Il fit un bref signe de tête qui pouvait passer pour un oui. Cette fois, elle sentit qu’elle avait atteint la limite. Il ne lui dirait rien de plus. Mais elle avait de quoi faire. A présent elle était pressée de partir.
– Je vous promets que ça ne sortira pas avant votre feu vert, répéta-t- elle. Et à charge de revanche. Pour ma plainte, on oublie ?
Vingt minutes plus tard, Charlène s’introduisait dans le squat de la rue Haute. Elle les avait déjà interviewés, et photographié les œuvres des jeunes artistes, en particulier la première série de papillons de Sabine Legrand. Sa visite ne suscita aucune réaction particulière et elle dénicha Sabine dans son atelier du rez-de-chaussée en train de coller des papillons – en aluminium cette fois – sur une vaste toile blanche agrafée à même le mur.
La grande femme fit un clin d’œil à Charlène sans cesser de s’activer.
– Je m’attendais bien à ta visite. Mais je suppose que ce n’est pas pour moi que tu viens, aujourd’hui. Charlène ne tourna pas autour du pot.
–  Non. Tu sais qui est le gars qu’ils ont arrêté ?
–  Je ne sais presque rien de lui. Mais j’ai quand même quelque chose pour toi. Un truc que ces salopards de flics n’auront pas.
Elle interrompit son travail, sortit de sous une pile de vieux magazines féminins posés à l’aplomb du mur, une chemise cartonnée bleu pâle aux coins cornés, et la tendit à Charlène.

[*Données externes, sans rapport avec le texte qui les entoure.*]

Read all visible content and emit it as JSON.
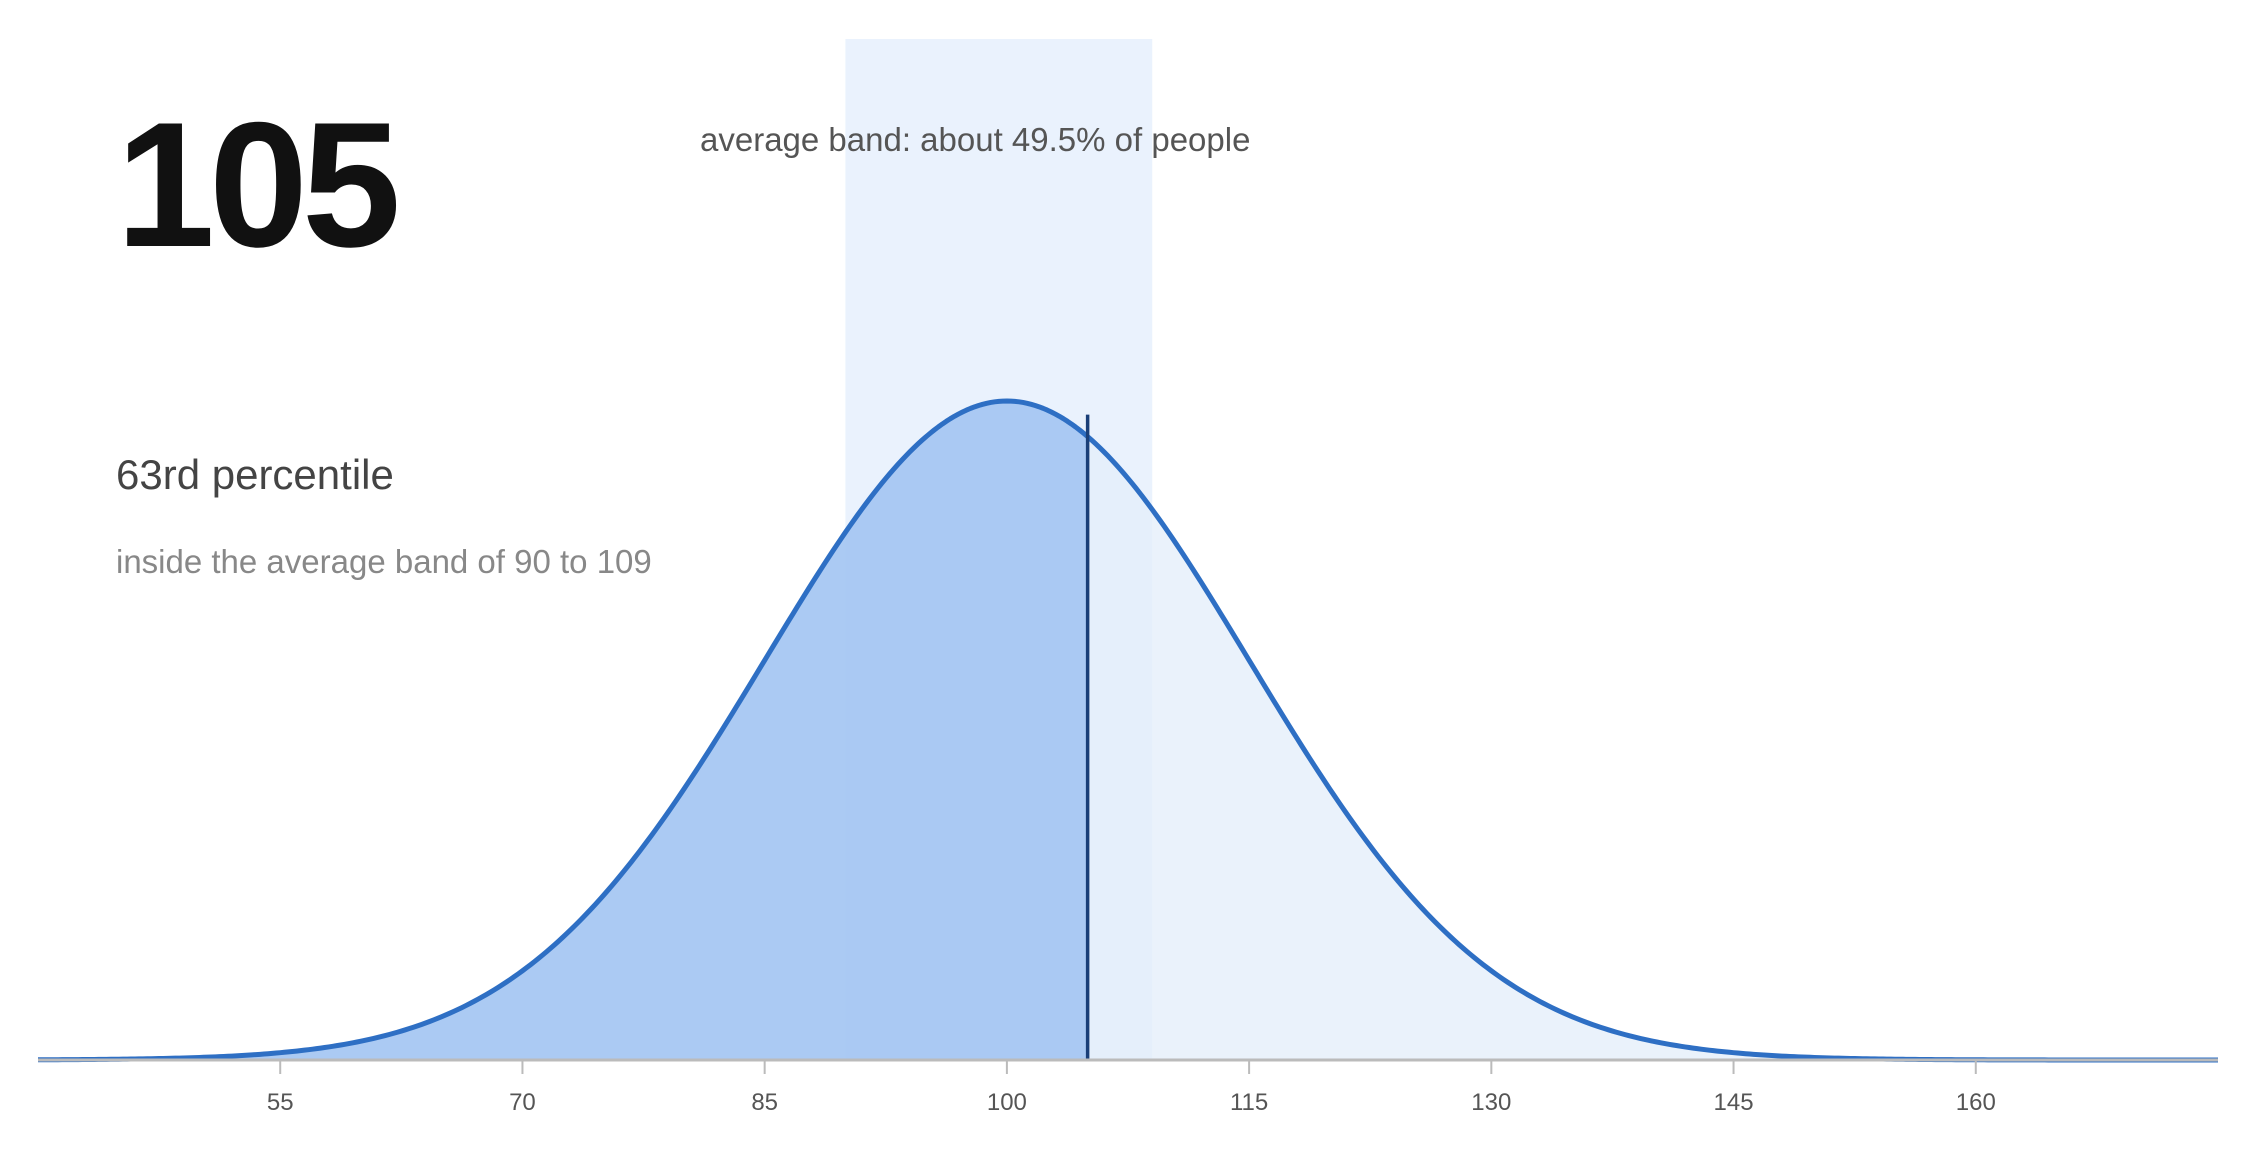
{
  "score": "105",
  "percentile_text": "63rd percentile",
  "band_note": "inside the average band of 90 to 109",
  "band_caption": "average band: about 49.5% of people",
  "colors": {
    "curve": "#2e6fc4",
    "fill_left": "#a4c6f2",
    "fill_right": "#e3edfa",
    "band": "#eaf2fd",
    "marker": "#1a3f78",
    "axis": "#bbbbbb"
  },
  "chart_data": {
    "type": "area",
    "distribution": "normal",
    "mean": 100,
    "sd": 15,
    "xlim": [
      40,
      175
    ],
    "x_ticks": [
      55,
      70,
      85,
      100,
      115,
      130,
      145,
      160
    ],
    "band": [
      90,
      109
    ],
    "marker": 105,
    "grid": false,
    "legend": "none"
  }
}
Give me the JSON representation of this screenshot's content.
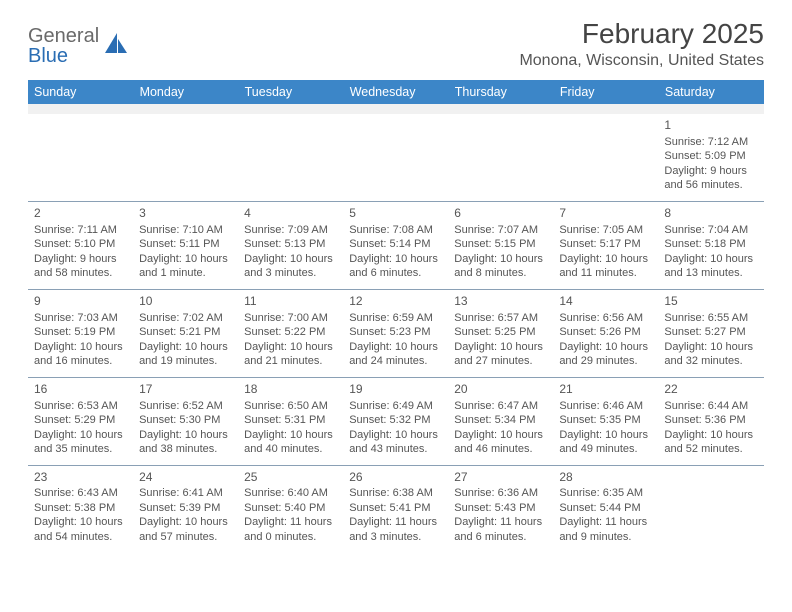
{
  "logo": {
    "line1": "General",
    "line2": "Blue"
  },
  "title": "February 2025",
  "subtitle": "Monona, Wisconsin, United States",
  "colors": {
    "header_bg": "#3c86c8",
    "header_text": "#ffffff",
    "pad_bg": "#f1f1f1",
    "cell_border": "#8aa0b5",
    "text": "#555555",
    "logo_accent": "#2a6db3"
  },
  "dow": [
    "Sunday",
    "Monday",
    "Tuesday",
    "Wednesday",
    "Thursday",
    "Friday",
    "Saturday"
  ],
  "weeks": [
    [
      null,
      null,
      null,
      null,
      null,
      null,
      {
        "n": "1",
        "sr": "Sunrise: 7:12 AM",
        "ss": "Sunset: 5:09 PM",
        "d1": "Daylight: 9 hours",
        "d2": "and 56 minutes."
      }
    ],
    [
      {
        "n": "2",
        "sr": "Sunrise: 7:11 AM",
        "ss": "Sunset: 5:10 PM",
        "d1": "Daylight: 9 hours",
        "d2": "and 58 minutes."
      },
      {
        "n": "3",
        "sr": "Sunrise: 7:10 AM",
        "ss": "Sunset: 5:11 PM",
        "d1": "Daylight: 10 hours",
        "d2": "and 1 minute."
      },
      {
        "n": "4",
        "sr": "Sunrise: 7:09 AM",
        "ss": "Sunset: 5:13 PM",
        "d1": "Daylight: 10 hours",
        "d2": "and 3 minutes."
      },
      {
        "n": "5",
        "sr": "Sunrise: 7:08 AM",
        "ss": "Sunset: 5:14 PM",
        "d1": "Daylight: 10 hours",
        "d2": "and 6 minutes."
      },
      {
        "n": "6",
        "sr": "Sunrise: 7:07 AM",
        "ss": "Sunset: 5:15 PM",
        "d1": "Daylight: 10 hours",
        "d2": "and 8 minutes."
      },
      {
        "n": "7",
        "sr": "Sunrise: 7:05 AM",
        "ss": "Sunset: 5:17 PM",
        "d1": "Daylight: 10 hours",
        "d2": "and 11 minutes."
      },
      {
        "n": "8",
        "sr": "Sunrise: 7:04 AM",
        "ss": "Sunset: 5:18 PM",
        "d1": "Daylight: 10 hours",
        "d2": "and 13 minutes."
      }
    ],
    [
      {
        "n": "9",
        "sr": "Sunrise: 7:03 AM",
        "ss": "Sunset: 5:19 PM",
        "d1": "Daylight: 10 hours",
        "d2": "and 16 minutes."
      },
      {
        "n": "10",
        "sr": "Sunrise: 7:02 AM",
        "ss": "Sunset: 5:21 PM",
        "d1": "Daylight: 10 hours",
        "d2": "and 19 minutes."
      },
      {
        "n": "11",
        "sr": "Sunrise: 7:00 AM",
        "ss": "Sunset: 5:22 PM",
        "d1": "Daylight: 10 hours",
        "d2": "and 21 minutes."
      },
      {
        "n": "12",
        "sr": "Sunrise: 6:59 AM",
        "ss": "Sunset: 5:23 PM",
        "d1": "Daylight: 10 hours",
        "d2": "and 24 minutes."
      },
      {
        "n": "13",
        "sr": "Sunrise: 6:57 AM",
        "ss": "Sunset: 5:25 PM",
        "d1": "Daylight: 10 hours",
        "d2": "and 27 minutes."
      },
      {
        "n": "14",
        "sr": "Sunrise: 6:56 AM",
        "ss": "Sunset: 5:26 PM",
        "d1": "Daylight: 10 hours",
        "d2": "and 29 minutes."
      },
      {
        "n": "15",
        "sr": "Sunrise: 6:55 AM",
        "ss": "Sunset: 5:27 PM",
        "d1": "Daylight: 10 hours",
        "d2": "and 32 minutes."
      }
    ],
    [
      {
        "n": "16",
        "sr": "Sunrise: 6:53 AM",
        "ss": "Sunset: 5:29 PM",
        "d1": "Daylight: 10 hours",
        "d2": "and 35 minutes."
      },
      {
        "n": "17",
        "sr": "Sunrise: 6:52 AM",
        "ss": "Sunset: 5:30 PM",
        "d1": "Daylight: 10 hours",
        "d2": "and 38 minutes."
      },
      {
        "n": "18",
        "sr": "Sunrise: 6:50 AM",
        "ss": "Sunset: 5:31 PM",
        "d1": "Daylight: 10 hours",
        "d2": "and 40 minutes."
      },
      {
        "n": "19",
        "sr": "Sunrise: 6:49 AM",
        "ss": "Sunset: 5:32 PM",
        "d1": "Daylight: 10 hours",
        "d2": "and 43 minutes."
      },
      {
        "n": "20",
        "sr": "Sunrise: 6:47 AM",
        "ss": "Sunset: 5:34 PM",
        "d1": "Daylight: 10 hours",
        "d2": "and 46 minutes."
      },
      {
        "n": "21",
        "sr": "Sunrise: 6:46 AM",
        "ss": "Sunset: 5:35 PM",
        "d1": "Daylight: 10 hours",
        "d2": "and 49 minutes."
      },
      {
        "n": "22",
        "sr": "Sunrise: 6:44 AM",
        "ss": "Sunset: 5:36 PM",
        "d1": "Daylight: 10 hours",
        "d2": "and 52 minutes."
      }
    ],
    [
      {
        "n": "23",
        "sr": "Sunrise: 6:43 AM",
        "ss": "Sunset: 5:38 PM",
        "d1": "Daylight: 10 hours",
        "d2": "and 54 minutes."
      },
      {
        "n": "24",
        "sr": "Sunrise: 6:41 AM",
        "ss": "Sunset: 5:39 PM",
        "d1": "Daylight: 10 hours",
        "d2": "and 57 minutes."
      },
      {
        "n": "25",
        "sr": "Sunrise: 6:40 AM",
        "ss": "Sunset: 5:40 PM",
        "d1": "Daylight: 11 hours",
        "d2": "and 0 minutes."
      },
      {
        "n": "26",
        "sr": "Sunrise: 6:38 AM",
        "ss": "Sunset: 5:41 PM",
        "d1": "Daylight: 11 hours",
        "d2": "and 3 minutes."
      },
      {
        "n": "27",
        "sr": "Sunrise: 6:36 AM",
        "ss": "Sunset: 5:43 PM",
        "d1": "Daylight: 11 hours",
        "d2": "and 6 minutes."
      },
      {
        "n": "28",
        "sr": "Sunrise: 6:35 AM",
        "ss": "Sunset: 5:44 PM",
        "d1": "Daylight: 11 hours",
        "d2": "and 9 minutes."
      },
      null
    ]
  ]
}
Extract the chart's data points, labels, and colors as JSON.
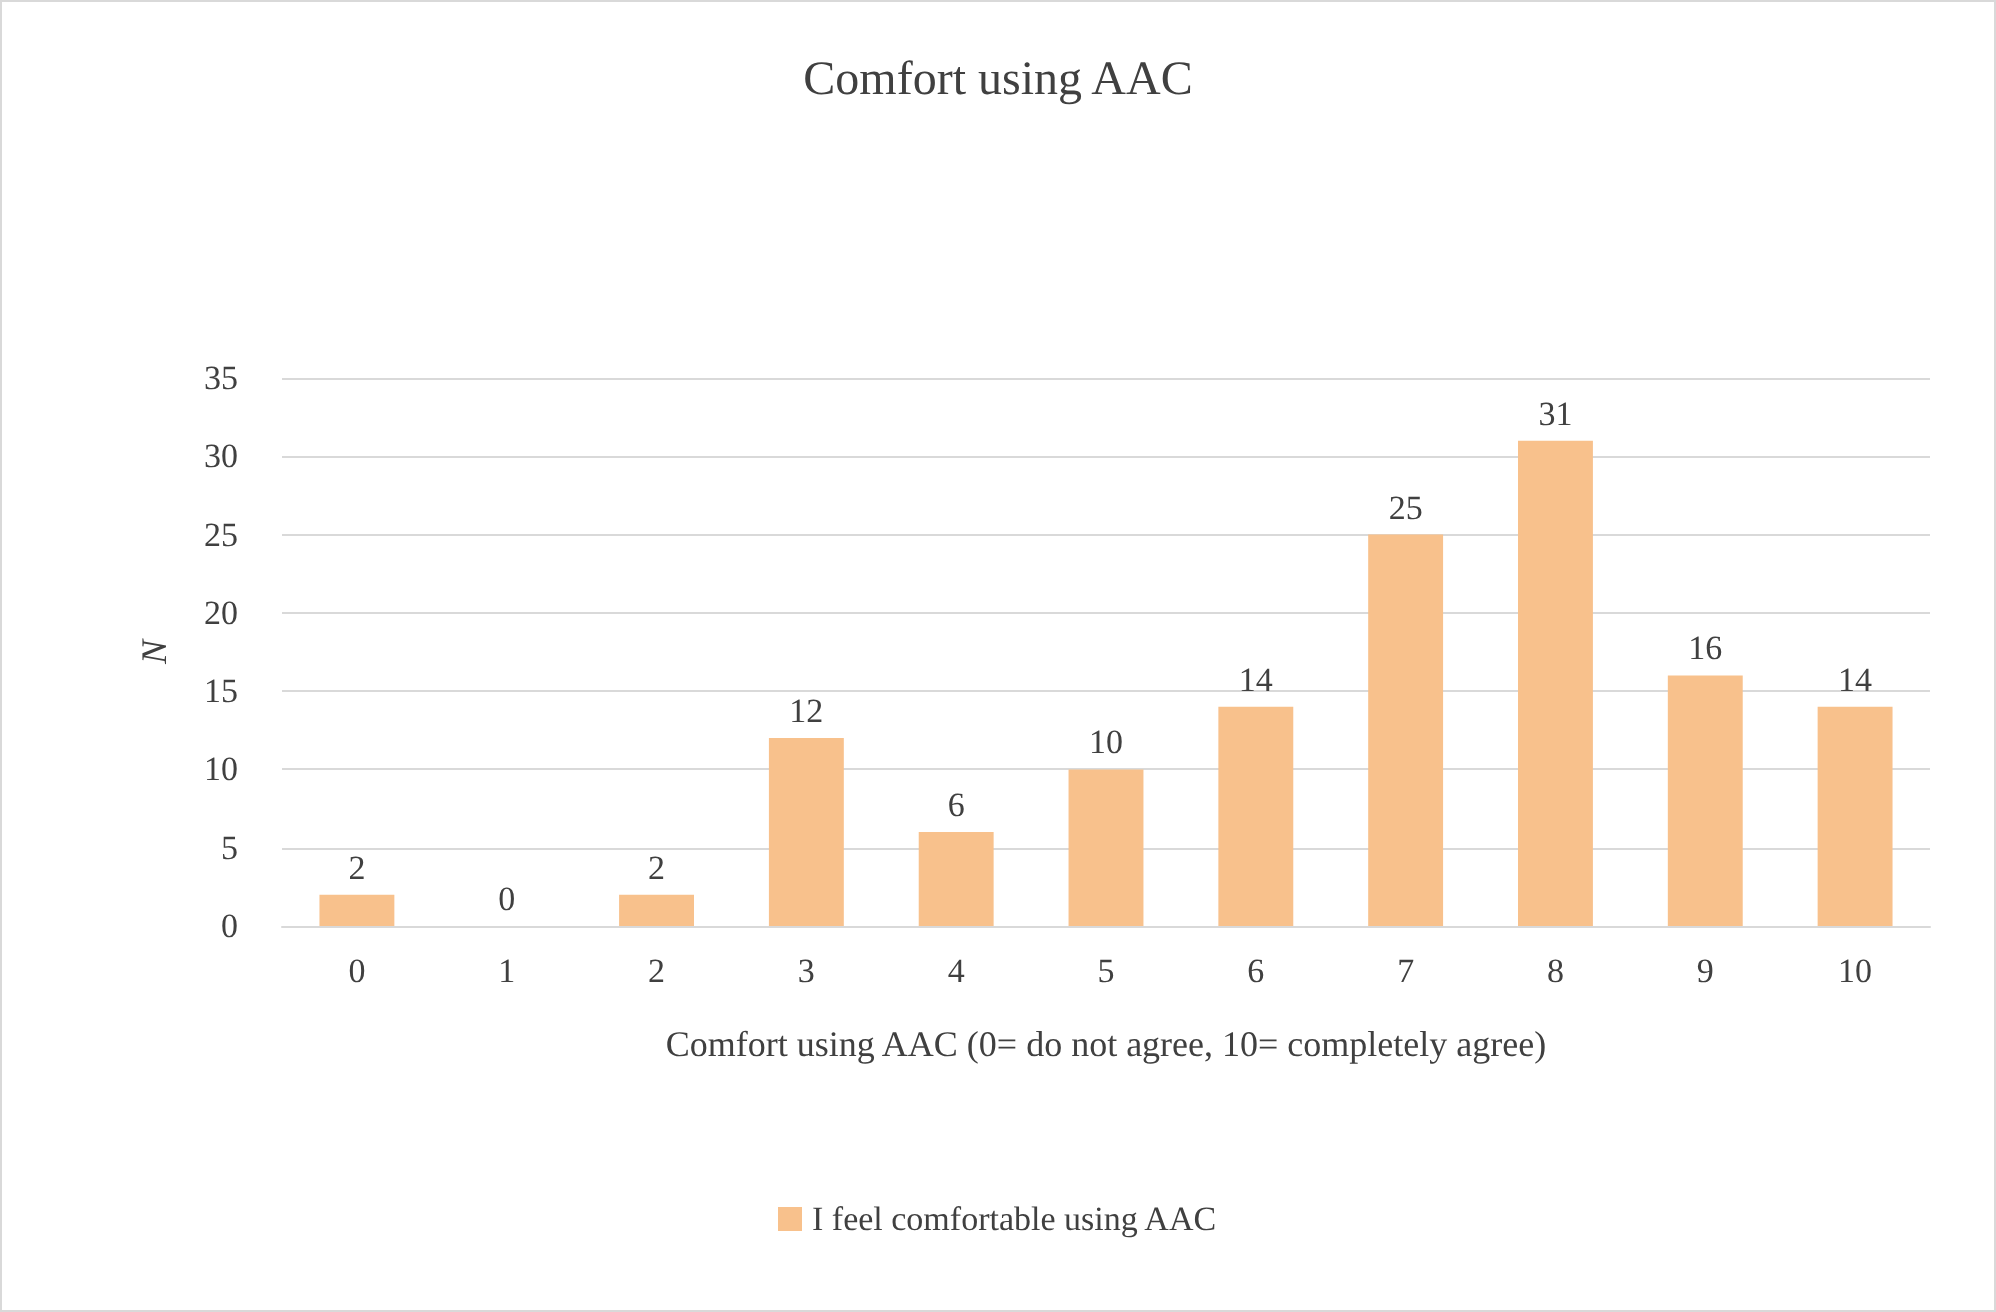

La chemise contenait une dizaine de feuillets couverts d’une écriture serrée, fiévreuse et souvent raturée, à l’encre bleue.
Il s’agissait apparemment d’une sorte de poème qui commençait par cette strophe :
Je suis né du gouffre de l’Anonyme face aux Monts d’ardoise bleue
Poussé par des mains sans nombre sur un chemin de feu
Ma mère trahie, Qui la cherche encore ? Sinon Dieu ?
Ses pauvres tueurs, démons de pacotille sans foi et sans aveu,
Ne se cachent même plus, si je pouvais crever leurs yeux !
Mais non : j’erre en vain dans l’ombre, je rampe de lieu en lieu
….
Charlène tourna les pages une à une, parcourant en diagonale le texte souvent illisible.
En bas de la dernière page, il y avait un nom : Thomas Magnus.
– Celui qui m’a donné ça, c’est le gars que les flics ont arrêté. Si tu veux, tu peux en faire une copie, mais tu me le rends après. C’est tout ce qu’il possède, on ne peut pas le lui enlever. Même s’il part en taule.
Charlène acquiesça.
– Ça marche. Et je ne dirai pas où je l’ai eu.
Sabine Legrand lui fit un second clin d’œil et reprit son collage de papillons de métal.